Tahun lalu, saat cinta pertamaku menikah dengan pasangannya, aku bahagia. Pasangannya menemaninya sekian lama dan mereka akhirnya berakhir bahagia di pelaminan. Tidak ada perasaan sedih padaku. Dia menjadi cinta pertamaku tiga belas tahun yang lalu. Aku tau aku bahagia untuknya, sempat mengukir cerita dan masa yang tetap baik untuk dikenang.

Beberapa jam yang lalu aku mendengar kabar, bahwa dia, seseorang yang kukira cinta terakhirku akan menikah. Iya, hanya kukira. Karena takdir bilang bukan dia. Kami berpisah. Aku hendak mengatakan kami baik-baik saja. Tapi bukankah tidak ada yang baik-baik saja dengan perpisahan?

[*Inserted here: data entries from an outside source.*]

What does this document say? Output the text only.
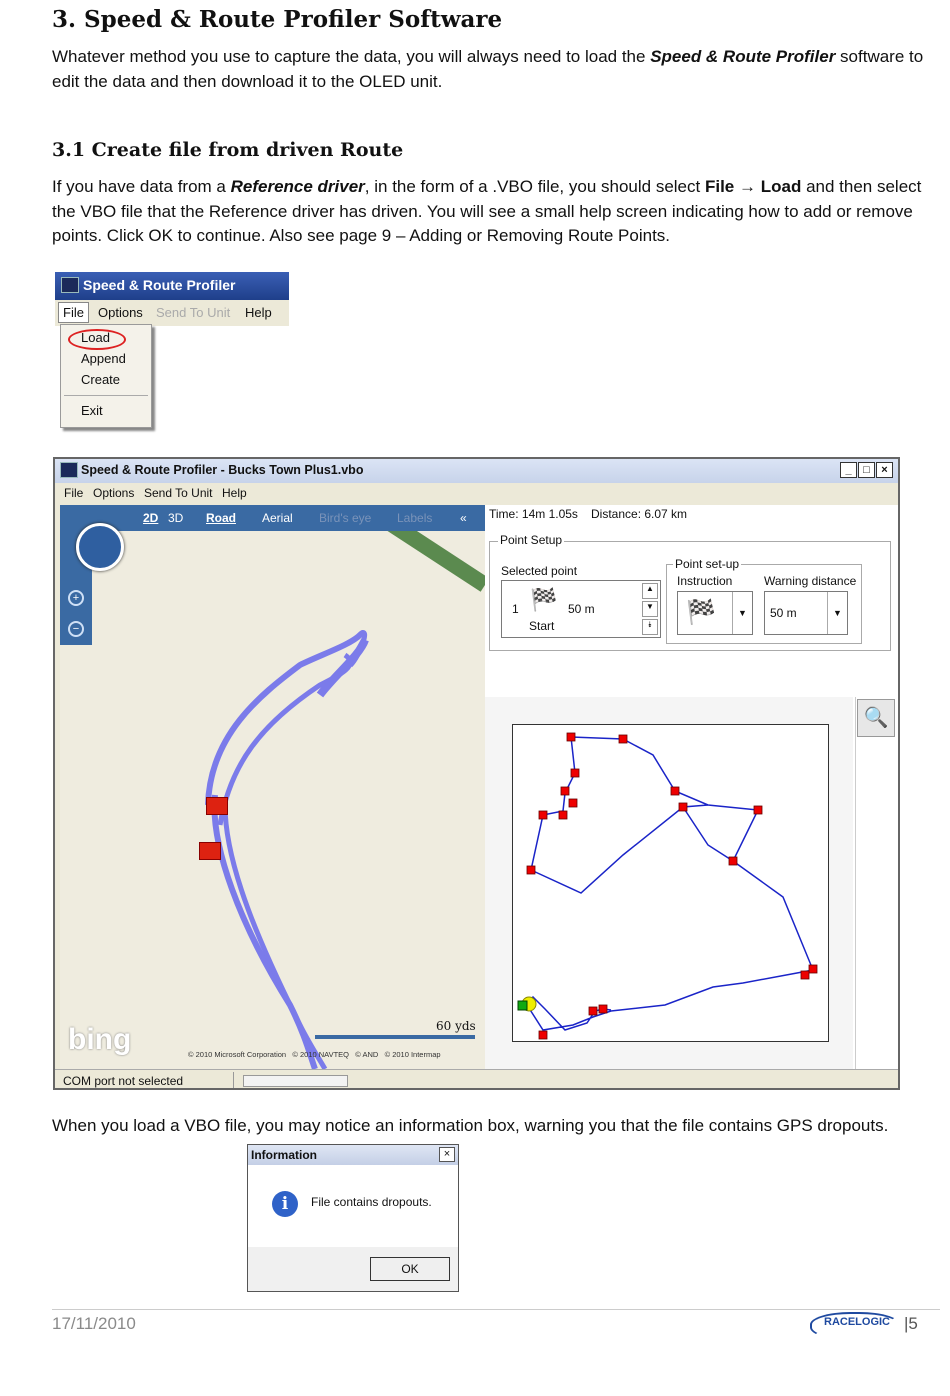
3. Speed & Route Profiler Software
Whatever method you use to capture the data, you will always need to load the Speed & Route Profiler software to edit the data and then download it to the OLED unit.
3.1 Create file from driven Route
If you have data from a Reference driver, in the form of a .VBO file, you should select File → Load and then select the VBO file that the Reference driver has driven. You will see a small help screen indicating how to add or remove points. Click OK to continue. Also see page 9 – Adding or Removing Route Points.
Speed & Route Profiler
File	Options Send To Unit Help
Load
Append
Create
Exit
Speed & Route Profiler - Bucks Town Plus1.vbo	_	□	×
File Options Send To Unit Help
2D 3D Road Aerial Bird's eye Labels «
+
−
bing	60 yds
© 2010 Microsoft Corporation © 2010 NAVTEQ © AND © 2010 Intermap
Time: 14m 1.05s Distance: 6.07 km
Point Setup
Selected point
1 🏁 50 m
Start
▲
▼
⯯
Point set-up
Instruction	Warning distance
🏁	▼	50 m	▼
🔍
COM port not selected
When you load a VBO file, you may notice an information box, warning you that the file contains GPS dropouts.
Information	×
i	File contains dropouts.
OK
17/11/2010	RACELOGIC |5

Proses untuk menganggap dia tidak lagi jadi bagian hidupku terasa jauh lebih sulit. Tentu saja karena aku mengira aku akan berakhir bersamanya. Pikiran dan harapan yang terlalu jauh memang harus berani dikuasai sendiri, bukan?

"Dia kan akan menikah tahun ini", satu kalimat dari temanku. Seketika semua cerita lama berputar, menyerap energi hingga titik habis.

Tidak, aku tidak mengharapkannya lagi. Tidak ada yang bisa diusahakan lagi tentang kami. Aku hanya, kau tau, perasaan yang kali ini tidak bisa diungkapkan. Hanya saja akhirnya memang hidup sampai ditahap ini. Tahap menyudahi pencarian dan melangkah ke tangga selanjutnya.

Apakah aku senang dengan berita tentangnya?
Harusnya, iya.
Tapi sepertinya tidak seikhlas pada cinta pertamaku.
Karena dia akan menikah dengan menyakiti orang lain yang bukan aku.
Iya, itu bukan menjadi bagianku. Bagianku hanya mendoakan yang terbaik atau memang seharusnya tidak mengurusi hal itu lagi.